The use of violence, both physical and symbolic, against non-Russian peoples, particularly those from the Caucasus and Central Asia, is becoming increasingly evident.
Azerbaijanis, Uzbeks, Kyrgyz, and Turkmens are at the center of a systematic campaign of intimidation, discrimination, and stigmatization. Behind this wave of hatred, xenophobia, and Islamophobia stands none other than the leadership of the country—first and foremost, Vladimir Putin himself.
President Putin, drawing on the imperial reflexes of the Russian state, is perpetuating traditional mechanisms of rule through exclusion, suppression, and forced assimilation. This approach is characteristic of post-imperial societies that have failed to build inclusive, civic identities. Only now, this policy has taken on particularly brutal and cynical forms.
If a state with a nuclear arsenal and aspirations to great power status unleashes devastating violence against an ethnically and culturally close population in Ukraine—destroying cities and civilian infrastructure—then how can one be surprised at how it treats non-Russians and Muslims?
Since the collapse of the USSR, chauvinism and Islamophobia in Russia have reached new heights. A country that conducted ethnic cleansing in Chechnya is now expanding that policy to other peoples. What was once confined to the periphery is now happening in the center—with the applause of federal television.
We all remember the skinhead movement of the 1990s and its particularly cynical violence against people from the Caucasus and Central Asia. It was presented as spontaneous. But we are not naïve—we know full well that Russian security services were behind it. Today, there is no need for skinheads. Their role has been assumed—openly and with even greater brutality—by police, OMON, and FSB officers, acting with a sense of complete impunity.
What is happening is not only a tragedy for the peoples being targeted. It is also a tragedy for the Russian people and the Russian state, which once claimed a legacy of humanism.
A particularly sinister role in this structure is played by the Russian Orthodox Church. Not as a moral compass, but as an ideological accomplice to the repressive machine. It not only remains silent about the violence—it legitimizes it, cloaking it in a so-called spiritual framework.
The events in Yekaterinburg, where Azerbaijanis became victims of a full-blown punitive operation, are no accident. They are a symptom—a sign that the old OMON methods of the 1990s have returned, now without masks or restraints. New legalistic terms like “ethnic criminality” are just attempts to justify the Kremlin’s long-standing dream: to portray every non-Russian as a default threat. And thus—purge them, expel them, degrade them.

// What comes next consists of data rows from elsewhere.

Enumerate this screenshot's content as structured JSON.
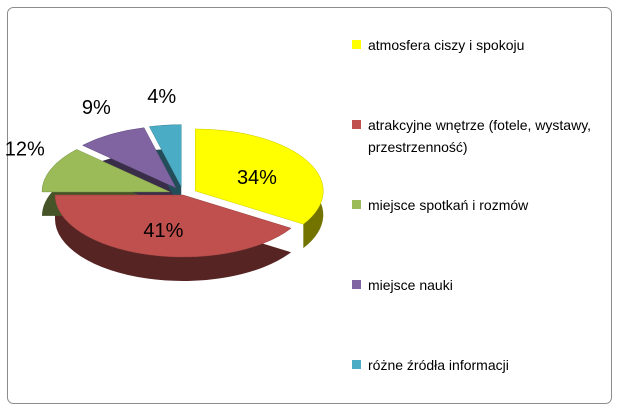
{
  "chart_data": {
    "type": "pie",
    "categories": [
      "atmosfera ciszy i spokoju",
      "atrakcyjne wnętrze (fotele, wystawy, przestrzenność)",
      "miejsce spotkań i rozmów",
      "miejsce nauki",
      "różne źródła informacji"
    ],
    "values": [
      34,
      41,
      12,
      9,
      4
    ],
    "value_labels": [
      "34%",
      "41%",
      "12%",
      "9%",
      "4%"
    ],
    "colors": [
      "#ffff00",
      "#c0504d",
      "#9bbb59",
      "#8064a2",
      "#4bacc6"
    ],
    "legend": "right"
  }
}
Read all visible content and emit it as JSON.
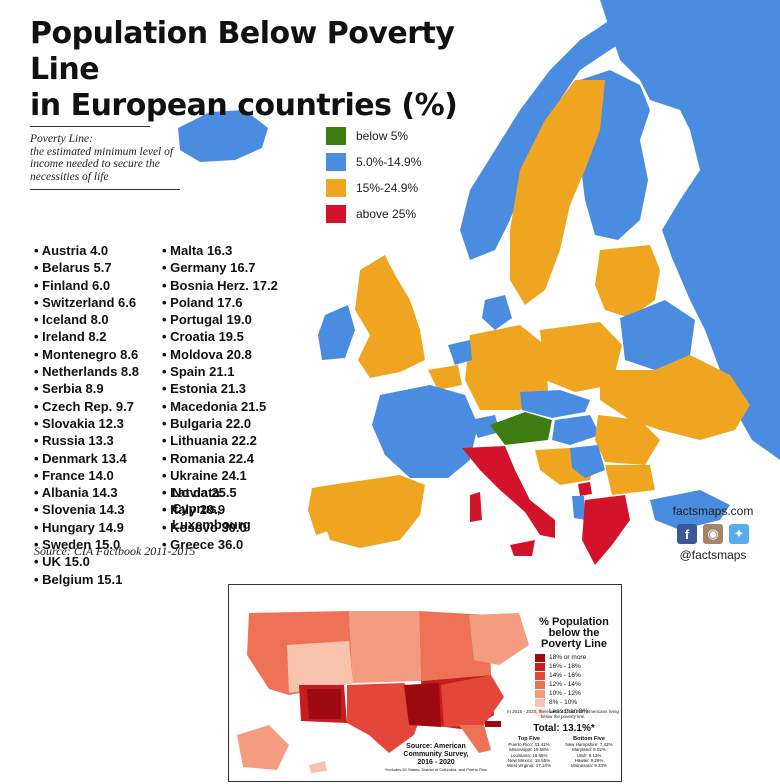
{
  "title_line1": "Population Below Poverty Line",
  "title_line2": "in European countries (%)",
  "definition": {
    "term": "Poverty Line:",
    "text": "the estimated minimum level of income needed to secure the necessities of life"
  },
  "legend": [
    {
      "label": "below 5%",
      "color": "#3e7d12"
    },
    {
      "label": "5.0%-14.9%",
      "color": "#4a8de0"
    },
    {
      "label": "15%-24.9%",
      "color": "#f0a520"
    },
    {
      "label": "above 25%",
      "color": "#d3132a"
    }
  ],
  "countries_col1": [
    "Austria 4.0",
    "Belarus 5.7",
    "Finland 6.0",
    "Switzerland 6.6",
    "Iceland 8.0",
    "Ireland 8.2",
    "Montenegro 8.6",
    "Netherlands 8.8",
    "Serbia 8.9",
    "Czech Rep. 9.7",
    "Slovakia 12.3",
    "Russia 13.3",
    "Denmark 13.4",
    "France 14.0",
    "Albania 14.3",
    "Slovenia 14.3",
    "Hungary 14.9",
    "Sweden 15.0",
    "UK 15.0",
    "Belgium 15.1"
  ],
  "countries_col2": [
    "Malta 16.3",
    "Germany 16.7",
    "Bosnia Herz. 17.2",
    "Poland 17.6",
    "Portugal 19.0",
    "Croatia 19.5",
    "Moldova 20.8",
    "Spain 21.1",
    "Estonia 21.3",
    "Macedonia 21.5",
    "Bulgaria 22.0",
    "Lithuania 22.2",
    "Romania 22.4",
    "Ukraine 24.1",
    "Latvia 25.5",
    "Italy 29.9",
    "Kosovo 30.0",
    "Greece 36.0"
  ],
  "no_data": {
    "label": "No data:",
    "items": [
      "Cyprus,",
      "Luxembourg"
    ]
  },
  "source": "Source: CIA Factbook 2011-2015",
  "brand": {
    "site": "factsmaps.com",
    "handle": "@factsmaps"
  },
  "inset": {
    "title_lines": [
      "% Population",
      "below the",
      "Poverty Line"
    ],
    "legend": [
      {
        "label": "18% or more",
        "color": "#9e0a10"
      },
      {
        "label": "16% - 18%",
        "color": "#c81d1d"
      },
      {
        "label": "14% - 16%",
        "color": "#e2473a"
      },
      {
        "label": "12% - 14%",
        "color": "#ee7356"
      },
      {
        "label": "10% - 12%",
        "color": "#f59b80"
      },
      {
        "label": "8% - 10%",
        "color": "#f9c2ad"
      },
      {
        "label": "Less than 8%",
        "color": "#fde5da"
      }
    ],
    "note": "In 2016 - 2020, there were 42,311,204* Americans living below the poverty line.",
    "total": "Total: 13.1%*",
    "top_five_title": "Top Five",
    "top_five": [
      "Puerto Rico: 43.41%",
      "Mississippi: 19.58%",
      "Louisiana: 18.65%",
      "New Mexico: 18.55%",
      "West Virginia: 17.10%"
    ],
    "bottom_five_title": "Bottom Five",
    "bottom_five": [
      "New Hampshire: 7.42%",
      "Maryland: 9.02%",
      "Utah: 9.13%",
      "Hawaii: 9.26%",
      "Minnesota: 9.33%"
    ],
    "source_lines": [
      "Source: American",
      "Community Survey,",
      "2016 - 2020"
    ],
    "source_note": "*Includes 50 States, District of Columbia, and Puerto Rico"
  }
}
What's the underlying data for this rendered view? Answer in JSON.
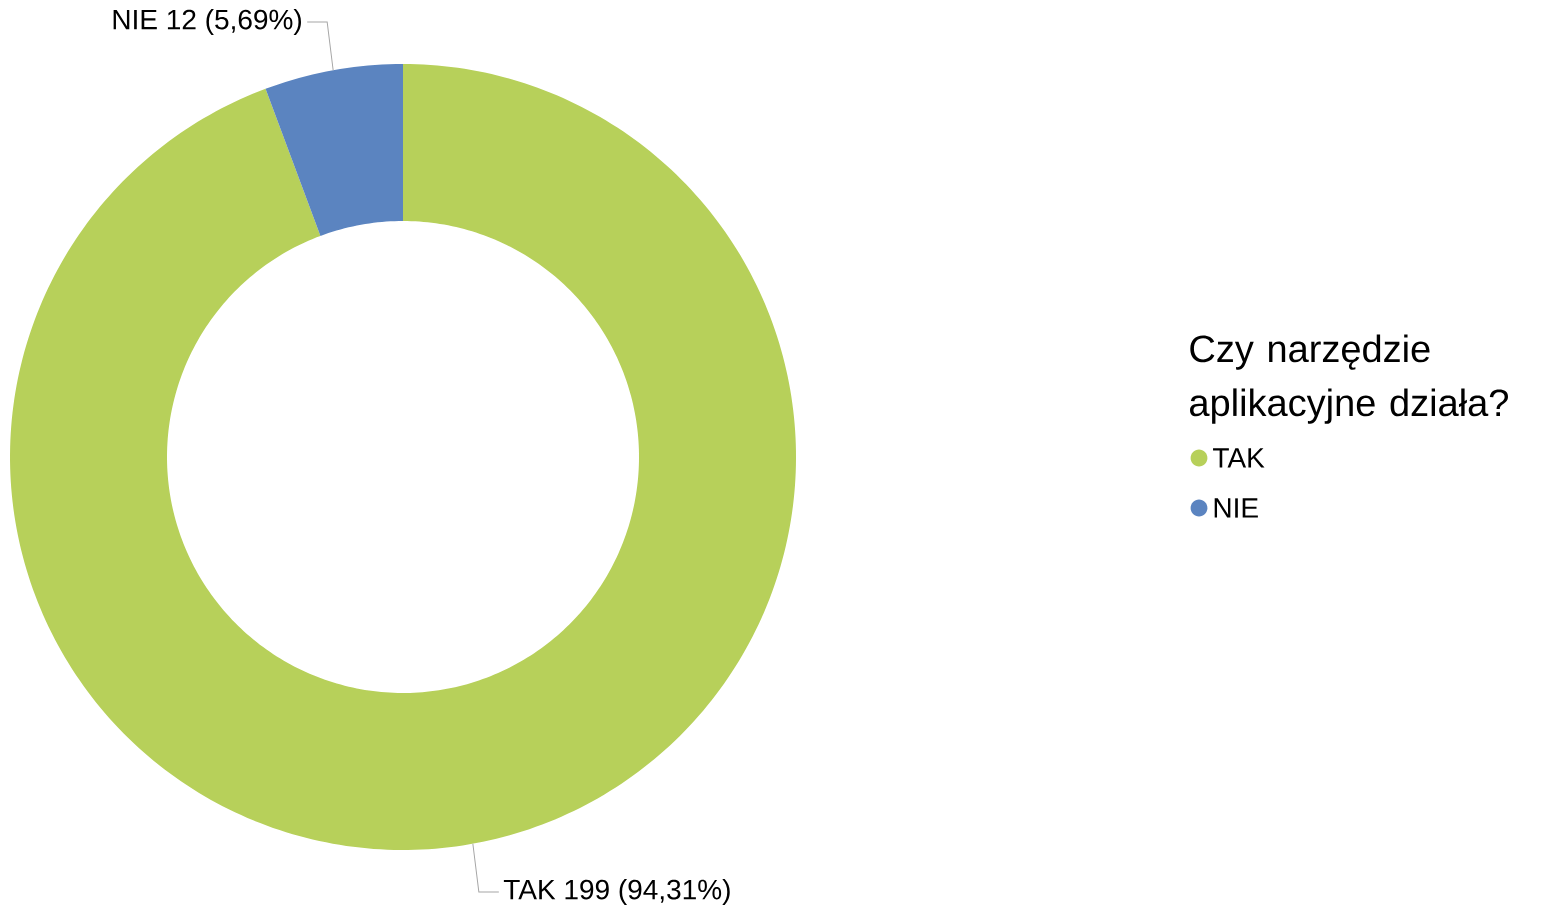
{
  "chart_data": {
    "type": "donut",
    "legend_title": "Czy narzędzie aplikacyjne działa?",
    "categories": [
      "TAK",
      "NIE"
    ],
    "values": [
      199,
      12
    ],
    "colors": [
      "#b7d05a",
      "#5b84c0"
    ],
    "value_labels": [
      "199 (94,31%)",
      "12 (5,69%)"
    ],
    "legend": "right"
  }
}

Russia is laying the groundwork for large-scale ethnic cleansing—and doing so openly.
Even under Stalin, torture took place secretly in prison camps. Today, in Russia, people are mutilated in public. After the terrorist attack at Crocus City Hall, detainees were paraded in Moscow’s Basmanny Court: one had his eye gouged out, another had his ear cut off and was forced to eat it, a third was beaten using a military field telephone. All bore bruises, bandages, signs of strangulation. For this, security officers were awarded medals “For Bravery.” What is happening now exceeds even Stalin’s repressions in cruelty.
All of this is a continuation of the same policy. Russia stood behind the tragedy of January 20, the Khojaly genocide, and the thirty-year occupation of Azerbaijani lands—and still does.
Nothing has changed. Only the mask has.